Jordana Blejmar sheds light on the anti-colonial roots of modern materials and the role of the kindergarten and play with building blocks and abstract forms in the aesthetic shaping of the avant-garde. Building on Norman Brosterman's thesis on the significance of these materials and forms for artists such as Paul Klee or Wassily Kandinsky, she expands her view to include Latin American artists such as Joaquín Torres-García. These self-taught modernist developed toys that practised decolonial criticism of Eurocentric discourses on abstraction because, in his opinion, abstraction was not invented in Europe. Instead, he refers to the dialogue between the global North and South, which interweaves European and South American approaches. Blejmar's thesis is that these artists challenge and enrich discussions about materiality and the abolition of the separation of nature and culture from a decolonial perspective.
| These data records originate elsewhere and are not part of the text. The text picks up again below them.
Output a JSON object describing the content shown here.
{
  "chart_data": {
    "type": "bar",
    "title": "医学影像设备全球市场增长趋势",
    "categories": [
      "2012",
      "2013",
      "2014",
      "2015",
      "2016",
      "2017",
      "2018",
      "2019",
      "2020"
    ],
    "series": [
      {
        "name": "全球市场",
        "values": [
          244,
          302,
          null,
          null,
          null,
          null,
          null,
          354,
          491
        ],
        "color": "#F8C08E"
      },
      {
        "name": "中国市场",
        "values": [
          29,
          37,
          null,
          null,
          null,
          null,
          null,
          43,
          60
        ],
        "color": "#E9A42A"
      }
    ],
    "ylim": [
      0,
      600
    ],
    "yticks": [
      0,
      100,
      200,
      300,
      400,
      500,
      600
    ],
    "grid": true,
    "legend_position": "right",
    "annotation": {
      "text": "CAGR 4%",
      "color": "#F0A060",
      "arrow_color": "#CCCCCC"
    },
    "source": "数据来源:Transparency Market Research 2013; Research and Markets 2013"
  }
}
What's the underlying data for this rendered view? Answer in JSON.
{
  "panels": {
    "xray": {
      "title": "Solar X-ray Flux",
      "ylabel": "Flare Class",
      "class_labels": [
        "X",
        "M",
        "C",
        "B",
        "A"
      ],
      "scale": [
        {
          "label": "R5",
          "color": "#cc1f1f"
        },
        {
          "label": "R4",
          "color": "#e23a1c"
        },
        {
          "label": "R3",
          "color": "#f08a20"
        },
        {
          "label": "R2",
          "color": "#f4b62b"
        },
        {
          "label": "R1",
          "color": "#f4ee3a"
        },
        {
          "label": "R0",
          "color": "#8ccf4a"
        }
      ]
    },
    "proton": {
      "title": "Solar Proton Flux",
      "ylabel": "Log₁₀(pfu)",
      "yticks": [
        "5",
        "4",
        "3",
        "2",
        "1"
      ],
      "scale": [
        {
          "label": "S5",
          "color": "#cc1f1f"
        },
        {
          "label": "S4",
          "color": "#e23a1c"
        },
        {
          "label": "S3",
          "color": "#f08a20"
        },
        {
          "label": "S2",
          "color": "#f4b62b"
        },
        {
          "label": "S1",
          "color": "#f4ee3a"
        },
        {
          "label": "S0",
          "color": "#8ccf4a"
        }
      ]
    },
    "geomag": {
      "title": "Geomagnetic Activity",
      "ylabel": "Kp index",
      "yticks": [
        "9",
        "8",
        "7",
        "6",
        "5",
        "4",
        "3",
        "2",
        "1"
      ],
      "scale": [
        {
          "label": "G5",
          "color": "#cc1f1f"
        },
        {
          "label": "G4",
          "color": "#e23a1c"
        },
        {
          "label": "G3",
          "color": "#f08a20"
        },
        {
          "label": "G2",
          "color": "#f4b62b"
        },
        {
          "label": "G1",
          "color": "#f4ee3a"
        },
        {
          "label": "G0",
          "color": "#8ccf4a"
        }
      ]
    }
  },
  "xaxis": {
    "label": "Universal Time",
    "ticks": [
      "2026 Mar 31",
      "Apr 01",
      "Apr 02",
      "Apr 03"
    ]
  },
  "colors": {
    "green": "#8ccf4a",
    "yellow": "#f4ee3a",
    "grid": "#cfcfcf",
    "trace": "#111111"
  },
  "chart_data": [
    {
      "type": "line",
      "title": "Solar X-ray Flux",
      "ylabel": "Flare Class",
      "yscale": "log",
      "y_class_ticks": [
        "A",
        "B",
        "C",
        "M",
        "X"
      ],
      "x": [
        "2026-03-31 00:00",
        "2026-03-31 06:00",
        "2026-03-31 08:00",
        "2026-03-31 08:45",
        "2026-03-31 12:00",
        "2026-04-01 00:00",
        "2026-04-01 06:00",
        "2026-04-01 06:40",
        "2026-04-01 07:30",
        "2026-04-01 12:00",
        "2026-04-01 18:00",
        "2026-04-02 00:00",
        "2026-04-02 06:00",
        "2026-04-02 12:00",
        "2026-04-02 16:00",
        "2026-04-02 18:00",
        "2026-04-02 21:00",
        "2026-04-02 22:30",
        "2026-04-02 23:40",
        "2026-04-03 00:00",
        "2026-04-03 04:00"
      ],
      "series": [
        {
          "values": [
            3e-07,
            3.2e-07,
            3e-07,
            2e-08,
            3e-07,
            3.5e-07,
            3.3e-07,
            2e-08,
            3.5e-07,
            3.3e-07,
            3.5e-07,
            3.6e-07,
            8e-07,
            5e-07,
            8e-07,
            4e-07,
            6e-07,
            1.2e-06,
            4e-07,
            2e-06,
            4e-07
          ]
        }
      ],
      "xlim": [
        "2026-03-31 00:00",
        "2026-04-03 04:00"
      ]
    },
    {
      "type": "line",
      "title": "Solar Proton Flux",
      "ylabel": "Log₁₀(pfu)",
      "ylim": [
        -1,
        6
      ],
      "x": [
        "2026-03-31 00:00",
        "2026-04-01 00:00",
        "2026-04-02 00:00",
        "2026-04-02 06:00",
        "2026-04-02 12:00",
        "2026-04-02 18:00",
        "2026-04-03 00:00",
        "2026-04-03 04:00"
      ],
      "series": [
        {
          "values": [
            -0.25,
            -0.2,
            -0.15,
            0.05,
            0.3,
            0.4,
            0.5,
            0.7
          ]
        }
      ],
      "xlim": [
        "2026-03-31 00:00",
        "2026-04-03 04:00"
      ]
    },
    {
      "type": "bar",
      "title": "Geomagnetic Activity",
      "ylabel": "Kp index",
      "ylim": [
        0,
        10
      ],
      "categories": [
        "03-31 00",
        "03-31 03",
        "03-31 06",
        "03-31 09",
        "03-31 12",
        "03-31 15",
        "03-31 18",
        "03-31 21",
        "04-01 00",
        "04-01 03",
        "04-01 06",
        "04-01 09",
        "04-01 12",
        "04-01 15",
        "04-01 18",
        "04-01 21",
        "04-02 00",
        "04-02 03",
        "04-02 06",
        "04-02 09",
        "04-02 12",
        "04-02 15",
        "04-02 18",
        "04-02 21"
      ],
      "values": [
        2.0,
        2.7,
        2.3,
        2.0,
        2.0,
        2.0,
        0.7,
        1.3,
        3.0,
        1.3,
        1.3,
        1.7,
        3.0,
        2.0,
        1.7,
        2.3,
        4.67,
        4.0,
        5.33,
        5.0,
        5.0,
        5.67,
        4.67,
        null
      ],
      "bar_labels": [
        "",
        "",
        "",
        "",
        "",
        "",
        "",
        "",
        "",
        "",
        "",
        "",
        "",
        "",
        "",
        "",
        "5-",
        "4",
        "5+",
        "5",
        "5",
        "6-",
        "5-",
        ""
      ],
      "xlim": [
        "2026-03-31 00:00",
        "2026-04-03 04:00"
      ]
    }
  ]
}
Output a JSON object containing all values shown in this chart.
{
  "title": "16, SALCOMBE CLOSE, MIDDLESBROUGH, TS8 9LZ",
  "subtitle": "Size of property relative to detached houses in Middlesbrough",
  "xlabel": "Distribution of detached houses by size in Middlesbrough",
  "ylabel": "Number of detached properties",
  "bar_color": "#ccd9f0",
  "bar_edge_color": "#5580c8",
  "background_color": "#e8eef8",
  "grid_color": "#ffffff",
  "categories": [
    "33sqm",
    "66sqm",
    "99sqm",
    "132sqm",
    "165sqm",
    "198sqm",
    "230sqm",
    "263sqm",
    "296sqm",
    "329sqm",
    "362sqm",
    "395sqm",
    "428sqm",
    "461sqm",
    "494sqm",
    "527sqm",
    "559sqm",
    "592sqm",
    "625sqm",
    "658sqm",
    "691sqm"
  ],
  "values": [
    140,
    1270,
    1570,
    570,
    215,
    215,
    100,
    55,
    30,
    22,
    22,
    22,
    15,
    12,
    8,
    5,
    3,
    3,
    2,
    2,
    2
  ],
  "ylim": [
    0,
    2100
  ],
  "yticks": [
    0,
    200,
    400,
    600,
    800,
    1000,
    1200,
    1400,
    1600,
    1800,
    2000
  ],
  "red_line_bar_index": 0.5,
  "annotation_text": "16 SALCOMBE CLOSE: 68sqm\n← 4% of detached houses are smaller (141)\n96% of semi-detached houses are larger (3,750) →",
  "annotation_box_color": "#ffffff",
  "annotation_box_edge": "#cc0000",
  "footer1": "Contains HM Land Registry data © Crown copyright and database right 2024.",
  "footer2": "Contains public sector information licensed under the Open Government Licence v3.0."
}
Kassandra Nakas examines the aesthetic practices that use living matter – fungi, plants, bacteria – to reflect colonial and socio-ecological power relations, referring to the etymological combination of colere (lat., to cultivate) and colonia (settlement) and relating it to the colonisation of exhibition spaces, such as galleries and museums. These practices make museum spaces usable for decolonising and ecological discourses. Examples such as the Orangery of Care exhibition illustrate how plants narrate colonial histories of violence, while concepts such as the Plantationocene (Haraway, Tsing) address the entanglements of soil, body, and labour. Between realism and mystification, these practices create new spaces of knowledge. They aestheticise sustainability and suggest ways for a cultural reorientation that makes ecological and historical traces visible.

 

Gabriel Catren's lecture is dedicated to the reconceptualisation of abstraction as a central technique of thinking and examines its potentials and dangers. Abstraction, understood as the methodical “forgetting of differences”, enables the simplification of complex lifeworlds and the creation of new concepts. Examples such as money as a “universal equivalent” (Marx) show how abstraction equates heterogeneous entities. However, this practice harbours risks, including the essentialisation and reification of concepts and the forgetting of hidden differences, which often leads to harmful simplifications. Using the principle of identity as an example, Catren shows how “procedural materiality” can de-trivialise identity. Homotopic identity, a concept from homotopy type theory, encompasses the processes of self-identification and considers internal differences or “material holes”. This view challenges traditional notions of identity by emphasising the dynamic nature of identity and its dependence on material and performative acts.

Politically, Catren critically engages with identity politics and universalism. While identity politics runs the risk of essentialising positions, universalism often ignores individual differences. Catren proposes a dialectical approach: Identity is defined as a collection of material acts that integrate differences without lapsing into essentialism. Universalism, on the other hand, is understood as a concrete, material practice that enables translations between different identities. Finally, Catren argues in favour of a political-cultural practice that embeds individual demands (e.g. for ethnicity, gender, class) in a broader, dynamic context. The result is a model of “strong objectivity” (Harding, Haraway) that considers material and precarious identities and utilises constructivist abstraction as a tool to promote plurality and justice.